NEW YORK (TheStreet) -- It's all about Greece. The global stock markets sold off on Monday after the country failed to come to terms on a new debt deal, forcing banks in the country to temporarily close and bringing a default that much closer to reality.
There's still not enough volatility, Pete Najarian, co-founder of OptionMonster and TradeMonster, said on CNBC's "Fast Money Halftime" show. With the CBOE Volatility Index (VIX.X) near $17, it could have far more upside. Investors looking to buy the dip should give it a few days, as the S&P 500 is only off by 1.4%.
Jon Najarian, also co-founder of OptionMonster and TradeMonster, added that he is long portfolio protection in the form of long VIX.X call options and long S&P 500 put options. Don't sell your protection until the Volatility Index hits $20, he insisted.
While there is concern today, there doesn't seem to be panic, even in European stocks, which are down more than U.S. stocks, said Josh Brown, CEO and co-founder of Ritholtz Wealth Management. He explained that there simply isn't that much fear in the market right now.
"Bring it," Brown said in regards to whether this could be the start of a 5% to 10% correction.

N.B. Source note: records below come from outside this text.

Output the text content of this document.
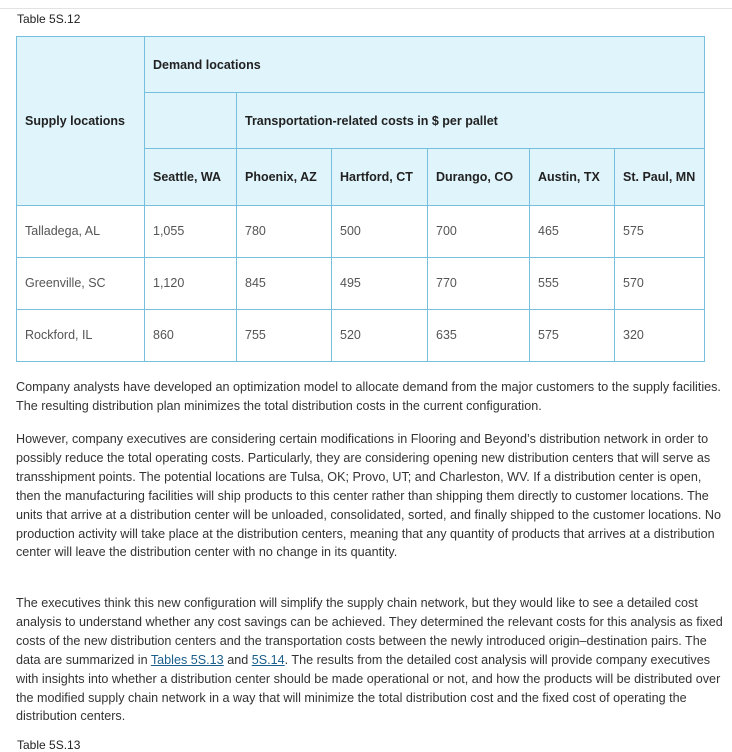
Table 5S.12
Supply locations	Demand locations					
		Transportation-related costs in $ per pallet				
	Seattle, WA	Phoenix, AZ	Hartford, CT	Durango, CO	Austin, TX	St. Paul, MN
Talladega, AL	1,055	780	500	700	465	575
Greenville, SC	1,120	845	495	770	555	570
Rockford, IL	860	755	520	635	575	320

Company analysts have developed an optimization model to allocate demand from the major customers to the supply facilities. The resulting distribution plan minimizes the total distribution costs in the current configuration.

However, company executives are considering certain modifications in Flooring and Beyond’s distribution network in order to possibly reduce the total operating costs. Particularly, they are considering opening new distribution centers that will serve as transshipment points. The potential locations are Tulsa, OK; Provo, UT; and Charleston, WV. If a distribution center is open, then the manufacturing facilities will ship products to this center rather than shipping them directly to customer locations. The units that arrive at a distribution center will be unloaded, consolidated, sorted, and finally shipped to the customer locations. No production activity will take place at the distribution centers, meaning that any quantity of products that arrives at a distribution center will leave the distribution center with no change in its quantity.

The executives think this new configuration will simplify the supply chain network, but they would like to see a detailed cost analysis to understand whether any cost savings can be achieved. They determined the relevant costs for this analysis as fixed costs of the new distribution centers and the transportation costs between the newly introduced origin–destination pairs. The data are summarized in Tables 5S.13 and 5S.14. The results from the detailed cost analysis will provide company executives with insights into whether a distribution center should be made operational or not, and how the products will be distributed over the modified supply chain network in a way that will minimize the total distribution cost and the fixed cost of operating the distribution centers.

Table 5S.13
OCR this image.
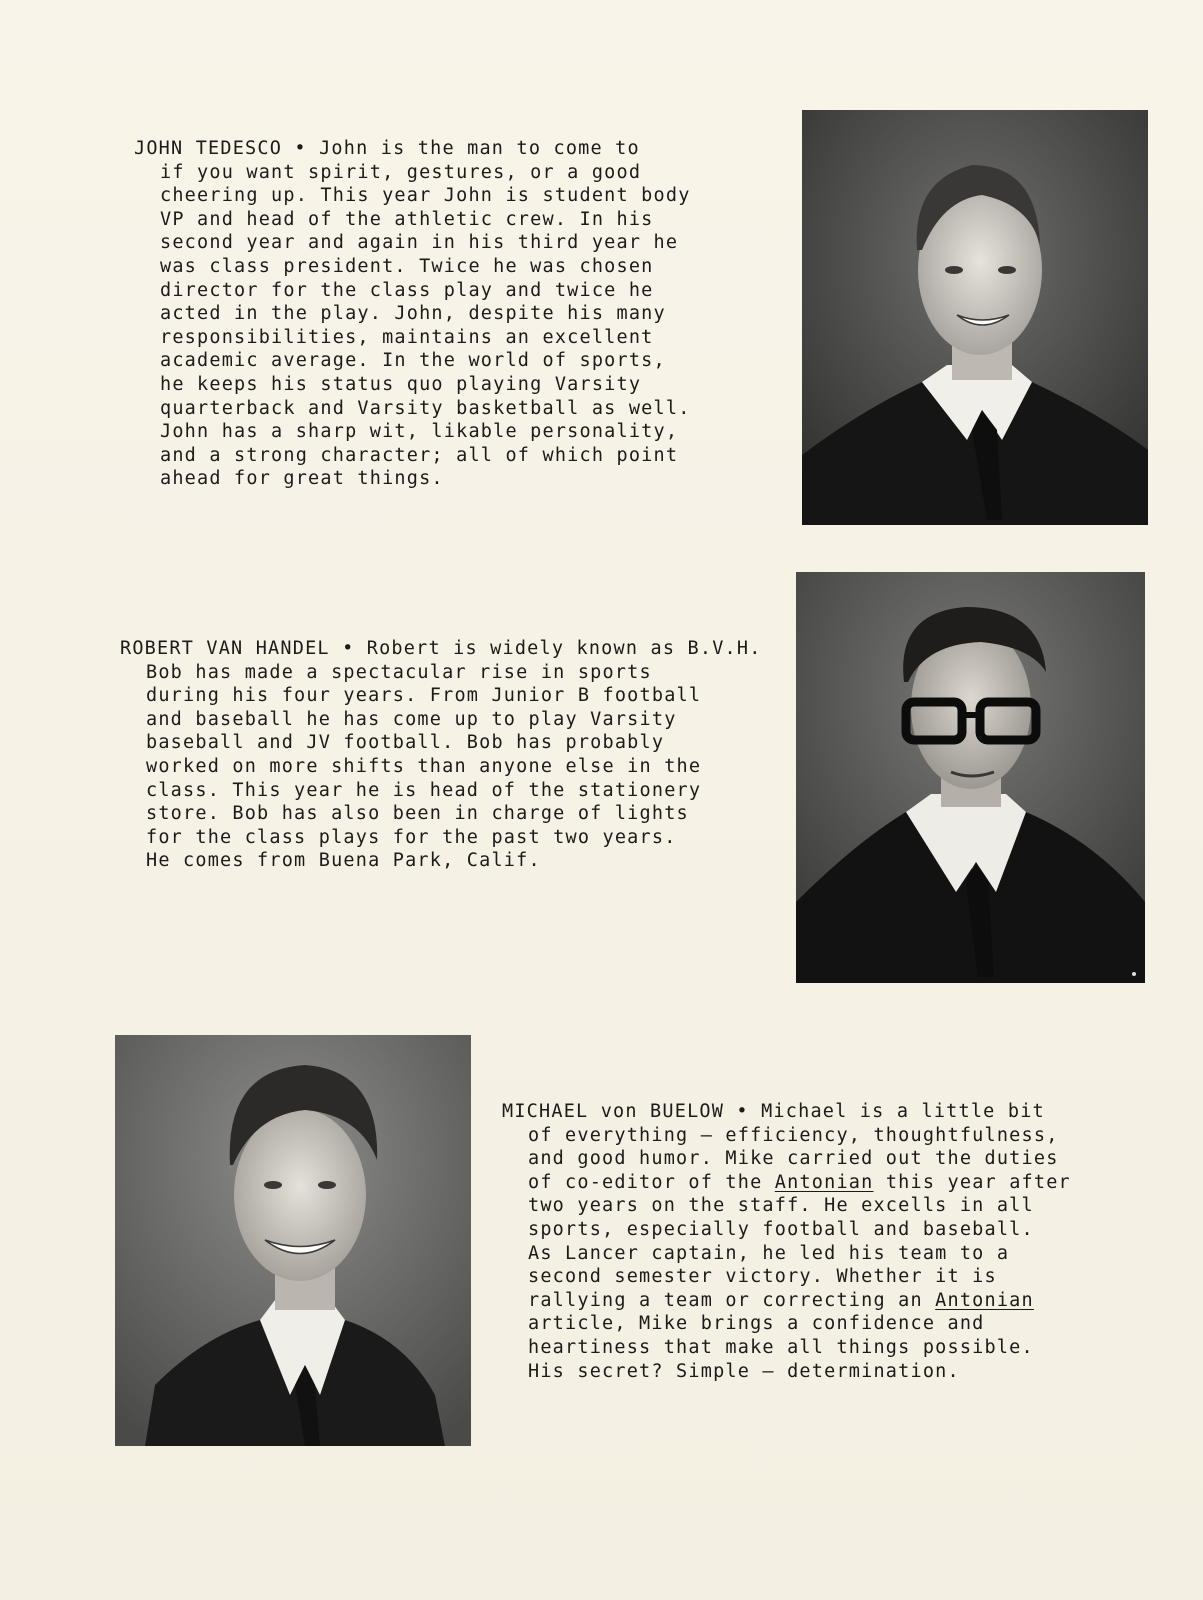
JOHN TEDESCO • John is the man to come to
if you want spirit, gestures, or a good
cheering up. This year John is student body
VP and head of the athletic crew. In his
second year and again in his third year he
was class president. Twice he was chosen
director for the class play and twice he
acted in the play. John, despite his many
responsibilities, maintains an excellent
academic average. In the world of sports,
he keeps his status quo playing Varsity
quarterback and Varsity basketball as well.
John has a sharp wit, likable personality,
and a strong character; all of which point
ahead for great things.
ROBERT VAN HANDEL • Robert is widely known as B.V.H.
Bob has made a spectacular rise in sports
during his four years. From Junior B football
and baseball he has come up to play Varsity
baseball and JV football. Bob has probably
worked on more shifts than anyone else in the
class. This year he is head of the stationery
store. Bob has also been in charge of lights
for the class plays for the past two years.
He comes from Buena Park, Calif.
MICHAEL von BUELOW • Michael is a little bit
of everything — efficiency, thoughtfulness,
and good humor. Mike carried out the duties
of co-editor of the Antonian this year after
two years on the staff. He excells in all
sports, especially football and baseball.
As Lancer captain, he led his team to a
second semester victory. Whether it is
rallying a team or correcting an Antonian
article, Mike brings a confidence and
heartiness that make all things possible.
His secret? Simple — determination.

If it is, long-term investors will be rewarded.
Long-term investors would stand to benefit from a sizable correction, Joseph Terranova, chief market strategist for Virtus Investment Partners, said in agreement. Specifically, he likes financial stocks, which seem likely to outperform in the second half of the year. Namely, he likes Goldman Sachs (GS) and Morgan Stanley (MS), as well as regional banks like SunTrust Banks (STI).
Taking a closer look at the banks, JP Morgan (JPM) was downgraded to perform from outperform by analysts at Oppenheimer & Company. The slight pullback of 2% in the stock looks relatively normal, according to Pete Najarian, who still likes JP Morgan on the long side.